Diterbitkan 08 Juli 2026, 12:50 WIB
Share
Copy Link
Batalkan
Jadi intinya...
  • Kemenhaj usulkan BPIH 2027 sebesar Rp 107,34 juta, naik Rp 19,93 juta dari 2026.
  • Usulan BPIH didasarkan asumsi nilai tukar 1 dolar Rp 17.500 dan 1 riyal Rp 4.666,67.
  • Kemenhaj usulkan pembiayaan 60% nilai manfaat dan 40% Bipih untuk meringankan jemaah.

Liputan6.com, Jakarta - Kementerian Haji dan Umrah (Kemenhaj) mengusulkan Biaya Penyelenggaraan Ibadah Haji (BPIH) 2027 sebesar Rp 107.340.172,02 atau naik sebesar Rp 19.930.806 dari tahun 2026.

Menurut Menteri Haji dan Umrah M. Irfan Yusuf, usulan BPIH 2027 tersebut dihitung berdasarkan asumsi nilai tukar 1 dolar sebesar Rp 17.500 dan 1 Saudi Riyal sebesar 4.666,67.

"Usulan BPIH tahun 1448 Hijriah atau 2027 Masehi sebesar 107.340.172,02 rupiah per jemaah atau mengalami kenaikan sebesar 19.930.806 rupiah dibandingkan BPIH tahun 2026 M," kata Irfan saat rapat kerja bersama Komisi VIII DPR RI, dikutip dari Youtube DPR RI, Rabu (8/7/2026).

Irfan menyebutkan, komponen biaya penyelenggaraan ibadah haji di Arab Saudi diusulkan menjadi Rp 60.891.068 atau 56,73 persen.
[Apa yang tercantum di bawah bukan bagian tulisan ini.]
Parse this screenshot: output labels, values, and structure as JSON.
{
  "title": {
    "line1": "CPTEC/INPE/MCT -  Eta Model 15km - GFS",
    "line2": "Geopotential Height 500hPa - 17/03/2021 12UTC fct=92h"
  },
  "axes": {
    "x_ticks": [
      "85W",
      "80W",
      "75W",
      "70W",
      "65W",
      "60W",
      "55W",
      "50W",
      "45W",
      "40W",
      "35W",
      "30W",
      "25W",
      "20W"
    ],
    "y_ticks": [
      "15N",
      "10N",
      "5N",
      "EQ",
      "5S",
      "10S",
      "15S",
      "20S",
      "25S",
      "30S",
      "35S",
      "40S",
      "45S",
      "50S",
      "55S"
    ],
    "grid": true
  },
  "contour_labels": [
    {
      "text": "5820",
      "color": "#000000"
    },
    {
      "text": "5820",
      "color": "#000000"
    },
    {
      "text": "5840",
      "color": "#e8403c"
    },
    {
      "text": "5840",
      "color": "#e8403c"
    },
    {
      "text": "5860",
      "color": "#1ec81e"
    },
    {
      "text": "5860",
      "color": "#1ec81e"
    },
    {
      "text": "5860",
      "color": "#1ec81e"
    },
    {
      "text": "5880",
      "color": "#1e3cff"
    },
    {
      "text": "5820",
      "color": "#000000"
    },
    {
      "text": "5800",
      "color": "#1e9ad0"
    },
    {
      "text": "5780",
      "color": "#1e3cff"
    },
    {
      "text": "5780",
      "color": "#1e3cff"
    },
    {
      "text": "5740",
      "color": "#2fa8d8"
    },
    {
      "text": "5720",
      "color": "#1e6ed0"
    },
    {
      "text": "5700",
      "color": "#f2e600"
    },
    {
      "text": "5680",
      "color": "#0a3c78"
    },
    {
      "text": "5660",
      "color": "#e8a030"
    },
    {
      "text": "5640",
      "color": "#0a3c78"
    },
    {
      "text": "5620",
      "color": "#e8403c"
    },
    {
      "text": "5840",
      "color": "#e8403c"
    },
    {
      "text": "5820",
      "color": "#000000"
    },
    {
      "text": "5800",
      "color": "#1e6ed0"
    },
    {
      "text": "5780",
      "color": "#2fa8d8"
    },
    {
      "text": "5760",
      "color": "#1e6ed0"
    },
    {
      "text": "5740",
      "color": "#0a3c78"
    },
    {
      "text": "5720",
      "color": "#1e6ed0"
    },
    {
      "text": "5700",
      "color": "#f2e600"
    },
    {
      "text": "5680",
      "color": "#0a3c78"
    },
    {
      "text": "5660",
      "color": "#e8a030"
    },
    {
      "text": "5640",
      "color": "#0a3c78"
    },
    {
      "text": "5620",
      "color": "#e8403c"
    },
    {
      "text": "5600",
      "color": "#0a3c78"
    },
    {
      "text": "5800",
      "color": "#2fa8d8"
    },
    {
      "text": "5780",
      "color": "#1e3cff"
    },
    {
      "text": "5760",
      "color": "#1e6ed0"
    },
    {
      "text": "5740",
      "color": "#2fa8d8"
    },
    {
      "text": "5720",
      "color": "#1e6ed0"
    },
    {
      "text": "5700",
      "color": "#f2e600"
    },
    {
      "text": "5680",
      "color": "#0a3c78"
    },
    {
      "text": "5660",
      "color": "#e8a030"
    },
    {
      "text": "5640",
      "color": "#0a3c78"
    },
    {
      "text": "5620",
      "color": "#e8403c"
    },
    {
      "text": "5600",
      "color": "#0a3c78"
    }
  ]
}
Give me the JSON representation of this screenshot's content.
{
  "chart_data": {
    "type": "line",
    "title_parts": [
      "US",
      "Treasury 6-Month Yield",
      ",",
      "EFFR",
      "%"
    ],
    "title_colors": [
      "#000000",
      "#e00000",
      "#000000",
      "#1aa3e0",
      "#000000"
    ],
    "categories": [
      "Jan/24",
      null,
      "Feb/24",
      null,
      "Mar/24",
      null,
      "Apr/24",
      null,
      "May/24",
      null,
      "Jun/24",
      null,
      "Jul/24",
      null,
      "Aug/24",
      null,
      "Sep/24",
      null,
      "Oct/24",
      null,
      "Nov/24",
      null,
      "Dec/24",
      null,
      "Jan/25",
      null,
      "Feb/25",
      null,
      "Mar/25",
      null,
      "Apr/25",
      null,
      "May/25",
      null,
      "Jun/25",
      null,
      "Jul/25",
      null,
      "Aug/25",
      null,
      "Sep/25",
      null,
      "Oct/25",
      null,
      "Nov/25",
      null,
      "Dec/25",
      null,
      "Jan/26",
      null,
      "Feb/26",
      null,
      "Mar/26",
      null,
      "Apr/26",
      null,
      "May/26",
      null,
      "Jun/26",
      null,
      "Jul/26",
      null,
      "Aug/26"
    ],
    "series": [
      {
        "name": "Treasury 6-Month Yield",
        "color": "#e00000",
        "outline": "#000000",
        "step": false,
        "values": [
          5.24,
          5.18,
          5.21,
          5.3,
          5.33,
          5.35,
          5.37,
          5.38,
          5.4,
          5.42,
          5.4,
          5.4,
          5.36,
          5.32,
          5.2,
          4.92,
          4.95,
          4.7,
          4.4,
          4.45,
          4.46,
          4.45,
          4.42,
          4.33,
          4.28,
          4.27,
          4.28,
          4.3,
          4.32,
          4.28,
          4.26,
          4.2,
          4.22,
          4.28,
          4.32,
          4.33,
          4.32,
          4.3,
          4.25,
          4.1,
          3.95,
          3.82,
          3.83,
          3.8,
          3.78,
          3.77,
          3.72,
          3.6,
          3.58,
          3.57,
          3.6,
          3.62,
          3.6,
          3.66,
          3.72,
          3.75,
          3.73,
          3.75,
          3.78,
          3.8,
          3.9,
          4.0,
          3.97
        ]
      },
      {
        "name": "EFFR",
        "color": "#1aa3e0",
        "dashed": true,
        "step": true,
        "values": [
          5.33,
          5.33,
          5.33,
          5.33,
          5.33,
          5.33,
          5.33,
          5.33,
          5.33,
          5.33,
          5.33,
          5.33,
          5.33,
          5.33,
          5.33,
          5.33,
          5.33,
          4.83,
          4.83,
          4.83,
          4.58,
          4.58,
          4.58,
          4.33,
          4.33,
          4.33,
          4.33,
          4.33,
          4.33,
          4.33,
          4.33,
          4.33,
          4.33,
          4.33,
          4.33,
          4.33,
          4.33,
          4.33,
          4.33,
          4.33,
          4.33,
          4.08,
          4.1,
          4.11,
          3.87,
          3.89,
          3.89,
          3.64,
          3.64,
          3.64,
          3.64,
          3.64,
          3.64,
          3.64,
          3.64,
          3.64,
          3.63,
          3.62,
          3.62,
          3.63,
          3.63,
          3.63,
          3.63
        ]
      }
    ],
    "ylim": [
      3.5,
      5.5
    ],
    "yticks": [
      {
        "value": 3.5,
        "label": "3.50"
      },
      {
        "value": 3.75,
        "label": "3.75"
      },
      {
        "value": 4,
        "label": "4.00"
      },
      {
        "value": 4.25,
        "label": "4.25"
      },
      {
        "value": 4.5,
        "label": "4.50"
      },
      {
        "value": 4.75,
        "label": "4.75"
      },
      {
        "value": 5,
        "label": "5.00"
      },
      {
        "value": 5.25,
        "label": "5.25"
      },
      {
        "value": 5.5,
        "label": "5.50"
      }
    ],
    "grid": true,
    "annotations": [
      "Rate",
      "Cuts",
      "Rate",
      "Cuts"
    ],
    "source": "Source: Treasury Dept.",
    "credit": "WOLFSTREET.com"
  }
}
Sedangkan biaya penyelenggaraan dalam negeri sebesar Rp 46.449.103 rupiah atau 43,27 persen.

“Biaya ini sudah termasuk ongkos penerbangan bagi setiap jemaah haji 2027,” kata dia.

 

Pembiayaan 60 Persen

Meski demikian, Kemenhaj mengusulkan pembiayaan 60 persen untuk nilai manfaat dan 40 persen Biaya Perjalanan Ibadah Haji (Bipih) yang dibebankan ke jemaah.

"Usulan ini diajukan untuk meringankan beban finansial jemaah di tengah proyeksi kenaikan. Dengan pembagian seperti itu, kita hitung Bipih yang dibayar jemaah tidak jauh berbeda dengan Bipih tahun yang lalu," kata dia.